Investors may experience a hit as soon as a Fed rate hike commences, but such effects will likely “run out of steam” given the likely impact from election spending.
“Foreign outflows could run out of steam after the long-awaited Fed rate hike – setting up for a potential election rally,” FMIC and the UA&P said.
The Philippine Stock Exchange index (PSEi) slumped by 670.5 points or 8.9 percent in the
third quarter, largely due to market uncertainties traced to Greece and China, unstable peace in Ukraine, as well as global growth concerns.
The analysts noted that the PSEi and US’ Dow Jones Industrial Average were “closely correlated”, showing the local bourse’s vulnerability to global uncertainties given a large mass of foreign investors.
Foreign investors were still bearish in the third quarter, with foreign net sell-offs hitting P59.4 billion from P29.6 billion April-June.
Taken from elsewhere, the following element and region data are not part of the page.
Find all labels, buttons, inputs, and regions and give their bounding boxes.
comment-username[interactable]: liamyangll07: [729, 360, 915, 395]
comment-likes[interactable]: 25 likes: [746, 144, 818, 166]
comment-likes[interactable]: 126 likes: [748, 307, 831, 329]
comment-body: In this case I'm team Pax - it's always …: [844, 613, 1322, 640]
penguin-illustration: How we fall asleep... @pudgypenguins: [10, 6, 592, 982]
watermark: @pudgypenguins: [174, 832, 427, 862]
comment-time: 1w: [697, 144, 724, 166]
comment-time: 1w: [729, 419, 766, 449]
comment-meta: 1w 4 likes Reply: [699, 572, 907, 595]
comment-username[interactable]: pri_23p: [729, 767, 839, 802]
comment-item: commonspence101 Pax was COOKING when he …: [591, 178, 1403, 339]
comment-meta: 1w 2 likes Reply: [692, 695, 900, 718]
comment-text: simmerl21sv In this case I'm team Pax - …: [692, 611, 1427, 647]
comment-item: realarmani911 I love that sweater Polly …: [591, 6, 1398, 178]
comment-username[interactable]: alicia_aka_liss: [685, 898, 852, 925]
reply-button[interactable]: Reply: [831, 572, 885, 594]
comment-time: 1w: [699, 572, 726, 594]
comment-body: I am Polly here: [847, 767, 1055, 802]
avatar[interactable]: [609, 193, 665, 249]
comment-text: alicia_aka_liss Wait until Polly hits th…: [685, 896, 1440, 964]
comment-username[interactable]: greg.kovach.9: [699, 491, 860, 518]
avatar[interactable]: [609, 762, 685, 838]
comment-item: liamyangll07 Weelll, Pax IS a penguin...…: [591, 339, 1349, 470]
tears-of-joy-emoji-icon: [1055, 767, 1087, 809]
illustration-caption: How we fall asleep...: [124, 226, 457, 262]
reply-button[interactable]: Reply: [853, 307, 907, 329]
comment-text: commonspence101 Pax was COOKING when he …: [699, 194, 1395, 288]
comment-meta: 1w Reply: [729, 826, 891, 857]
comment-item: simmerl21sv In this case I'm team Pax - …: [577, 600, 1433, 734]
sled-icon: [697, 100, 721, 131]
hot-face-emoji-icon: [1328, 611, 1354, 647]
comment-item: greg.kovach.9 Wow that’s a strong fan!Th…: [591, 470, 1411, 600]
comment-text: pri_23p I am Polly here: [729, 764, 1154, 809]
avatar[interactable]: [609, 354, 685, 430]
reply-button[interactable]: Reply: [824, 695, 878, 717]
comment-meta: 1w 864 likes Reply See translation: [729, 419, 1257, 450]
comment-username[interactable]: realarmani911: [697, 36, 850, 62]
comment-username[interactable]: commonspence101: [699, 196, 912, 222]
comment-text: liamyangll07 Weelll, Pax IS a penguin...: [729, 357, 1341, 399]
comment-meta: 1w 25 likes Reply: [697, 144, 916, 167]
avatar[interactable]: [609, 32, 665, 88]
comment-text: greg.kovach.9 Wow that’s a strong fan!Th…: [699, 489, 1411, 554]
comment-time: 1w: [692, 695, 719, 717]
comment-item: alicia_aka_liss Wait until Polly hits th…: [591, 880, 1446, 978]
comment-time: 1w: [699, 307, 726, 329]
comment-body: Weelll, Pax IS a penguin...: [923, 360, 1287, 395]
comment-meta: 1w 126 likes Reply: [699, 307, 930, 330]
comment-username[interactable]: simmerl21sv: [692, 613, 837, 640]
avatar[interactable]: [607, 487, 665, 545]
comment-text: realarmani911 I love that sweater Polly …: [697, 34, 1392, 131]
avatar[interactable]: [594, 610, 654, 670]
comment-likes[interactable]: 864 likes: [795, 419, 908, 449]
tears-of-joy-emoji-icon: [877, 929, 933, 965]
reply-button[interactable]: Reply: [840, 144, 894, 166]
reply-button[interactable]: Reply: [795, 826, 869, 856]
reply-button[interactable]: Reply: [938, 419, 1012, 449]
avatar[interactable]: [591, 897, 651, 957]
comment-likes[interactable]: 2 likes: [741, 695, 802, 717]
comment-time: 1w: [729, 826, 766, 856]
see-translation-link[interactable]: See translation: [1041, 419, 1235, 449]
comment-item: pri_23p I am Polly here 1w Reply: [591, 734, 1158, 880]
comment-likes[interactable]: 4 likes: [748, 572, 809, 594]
This was mostly due to extensive foreign net selling in September at P33 billion.
FMIC and the UA&P said they still favored “defensive stocks”, adding: “We also like stocks that can leverage on election spending. And lastly, be on the lookout for index glamour names with undemanding valuations.”
Companies said to be poised to leverage on election spending include firms exposed to staples (groceries), beverages (alcoholic and non-alcoholics), tobacco and fuel.
In terms of sectors, all declined in the third quarter except for industrial sector, which rallied 7.8 percent from a 10 percent decrease in the previous quarter. Mining and oil had the steepest drop at 21 percent.
Total turnover growth was at negative 6.5, an improvement from the 13.7 percent decline in the second quarter.